Menjaga Tradisi dan Keharmonisan, Siratan Air Lanjar Maibit Tetap Terjaga

Penulis : Edy Purnomo

RENGEL

seputartuban.com – Dengan harapan rasa memiliki dan toleransi selalu tumbuh dan berkembang dalam masyarakat, setiap hari Rabu Legi (jawa) usai panen. Masyarakat yang ada di Desa Maibit, Kec. Rengel, Kab. Tuban selalu melakukan tradisi siratan. Dengan harapan rasa guyub dan berbagi selalu tertanam dikeseharian mereka dalam bermasyarakat.

Pada Rabu (02/05/2012) lalu, Ritual diawali pagi hari dengan menyembelih ternak sapi yang berukuran cukup besar. Setelah itu masyarakatpun mulai datang untuk memberi sumbangan berupa makanan dan jajanan tradisional yang langsung memenuhi sendang maibit.
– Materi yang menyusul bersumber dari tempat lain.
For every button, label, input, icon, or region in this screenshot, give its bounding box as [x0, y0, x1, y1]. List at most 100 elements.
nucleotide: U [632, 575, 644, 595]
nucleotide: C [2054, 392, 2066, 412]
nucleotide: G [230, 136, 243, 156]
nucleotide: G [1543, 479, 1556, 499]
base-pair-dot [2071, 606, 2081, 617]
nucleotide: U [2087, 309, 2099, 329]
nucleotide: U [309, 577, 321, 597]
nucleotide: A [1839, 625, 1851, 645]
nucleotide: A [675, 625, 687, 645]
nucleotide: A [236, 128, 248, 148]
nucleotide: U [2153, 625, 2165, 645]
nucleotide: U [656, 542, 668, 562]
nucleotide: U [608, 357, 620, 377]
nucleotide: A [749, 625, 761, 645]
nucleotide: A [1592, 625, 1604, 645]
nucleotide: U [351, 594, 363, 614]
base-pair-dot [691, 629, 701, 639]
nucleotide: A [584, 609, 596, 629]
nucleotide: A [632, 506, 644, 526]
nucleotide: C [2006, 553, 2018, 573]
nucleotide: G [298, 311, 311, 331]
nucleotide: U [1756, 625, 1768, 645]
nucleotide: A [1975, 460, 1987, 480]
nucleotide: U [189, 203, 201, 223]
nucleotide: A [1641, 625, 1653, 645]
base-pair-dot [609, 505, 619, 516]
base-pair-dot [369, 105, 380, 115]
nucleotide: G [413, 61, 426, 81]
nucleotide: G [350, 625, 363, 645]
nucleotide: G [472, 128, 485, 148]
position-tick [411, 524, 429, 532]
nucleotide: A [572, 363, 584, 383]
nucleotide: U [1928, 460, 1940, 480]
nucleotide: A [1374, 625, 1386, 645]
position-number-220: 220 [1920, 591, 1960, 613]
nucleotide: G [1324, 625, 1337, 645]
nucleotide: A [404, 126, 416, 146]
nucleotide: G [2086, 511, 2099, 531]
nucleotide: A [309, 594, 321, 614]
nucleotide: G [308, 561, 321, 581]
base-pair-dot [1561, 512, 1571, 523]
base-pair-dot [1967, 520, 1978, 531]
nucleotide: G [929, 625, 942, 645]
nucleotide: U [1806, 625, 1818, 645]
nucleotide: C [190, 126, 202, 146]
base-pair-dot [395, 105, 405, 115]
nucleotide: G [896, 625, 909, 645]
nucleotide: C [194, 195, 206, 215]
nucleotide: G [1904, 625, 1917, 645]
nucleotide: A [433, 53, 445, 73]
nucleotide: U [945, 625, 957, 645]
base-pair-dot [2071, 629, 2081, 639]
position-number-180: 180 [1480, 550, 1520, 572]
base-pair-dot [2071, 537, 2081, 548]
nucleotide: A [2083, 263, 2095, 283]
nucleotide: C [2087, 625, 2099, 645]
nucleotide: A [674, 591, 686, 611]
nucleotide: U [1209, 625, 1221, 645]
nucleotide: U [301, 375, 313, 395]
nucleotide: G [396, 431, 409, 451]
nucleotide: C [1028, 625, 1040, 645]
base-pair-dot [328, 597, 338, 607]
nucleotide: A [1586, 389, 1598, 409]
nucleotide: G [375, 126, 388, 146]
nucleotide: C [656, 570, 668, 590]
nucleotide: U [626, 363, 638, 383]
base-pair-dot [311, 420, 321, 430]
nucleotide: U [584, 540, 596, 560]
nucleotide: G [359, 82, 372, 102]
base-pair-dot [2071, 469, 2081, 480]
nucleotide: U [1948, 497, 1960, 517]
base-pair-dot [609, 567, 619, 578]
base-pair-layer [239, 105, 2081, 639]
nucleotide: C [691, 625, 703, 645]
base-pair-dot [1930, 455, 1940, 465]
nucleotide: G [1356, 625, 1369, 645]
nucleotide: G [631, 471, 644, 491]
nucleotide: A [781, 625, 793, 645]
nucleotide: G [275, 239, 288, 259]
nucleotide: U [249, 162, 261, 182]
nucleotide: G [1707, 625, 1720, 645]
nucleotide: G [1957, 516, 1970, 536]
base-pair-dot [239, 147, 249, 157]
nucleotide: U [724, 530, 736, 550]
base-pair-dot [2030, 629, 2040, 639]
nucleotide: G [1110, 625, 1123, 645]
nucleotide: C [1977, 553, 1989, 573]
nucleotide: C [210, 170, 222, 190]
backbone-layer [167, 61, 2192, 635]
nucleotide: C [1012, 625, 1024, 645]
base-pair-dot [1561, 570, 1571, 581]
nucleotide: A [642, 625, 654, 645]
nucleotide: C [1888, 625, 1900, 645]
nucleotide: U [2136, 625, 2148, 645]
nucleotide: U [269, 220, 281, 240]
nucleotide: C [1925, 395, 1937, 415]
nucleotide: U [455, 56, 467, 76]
Kemudian makanan ini akan dibagikan kepada para tamu yang datang dari luar desa. Selain untuk ditukar kepada sesama tetangga yang hadir. Selanjutnya masyarakat yang hadir disuguhi oleh pementasan wayang kulit.

Sembari menikmati pementasan wayang kulit, terlihat beberapa masyarakat yang hadir mengusapkan wajah dengan air yang dulunya dipercaya sebagai pemandian Sri Pangenti atau yang biasa disebut Lanjar Maibit.

Kemudian menuju ritual puncak yaitu siratan. Diawali dengan meletakkan tumpeng yang berisi makanan berupa nasi, ayam panggang, daging sapi, bumbu-bumbu dan beberapa wewangian kedalam sebuah tampah (wadah yang terbuat dari anyaman bambu).  Setelah itu tampah makanan diletakkan kedalam pinggir sendang. Dan perangkat desa mulai mengucapkan do’a.

Selesai berdo’a para pamong (perangkat desa) mengangkat tampah yang berisi makanan itu ketempat aliran air dari sumber mata air Maibit. Disana mereka sudah ditunggu oleh ratusan masyarakat desa yang sudah siap dan berjejer sepanjang aliran sendang maibit itu.

Sesampainya dilokasi sumber air, tumpeng kembali didoakan, selesai berdoa para pamong desa kemudian melemparkan tumpeng dan air sendang kepada masyarakat yang hadir kesegala penjuru arah. sehingga secara otomatis masyarakat yang hadir pun turut terkena percikan dari air sendang maibit.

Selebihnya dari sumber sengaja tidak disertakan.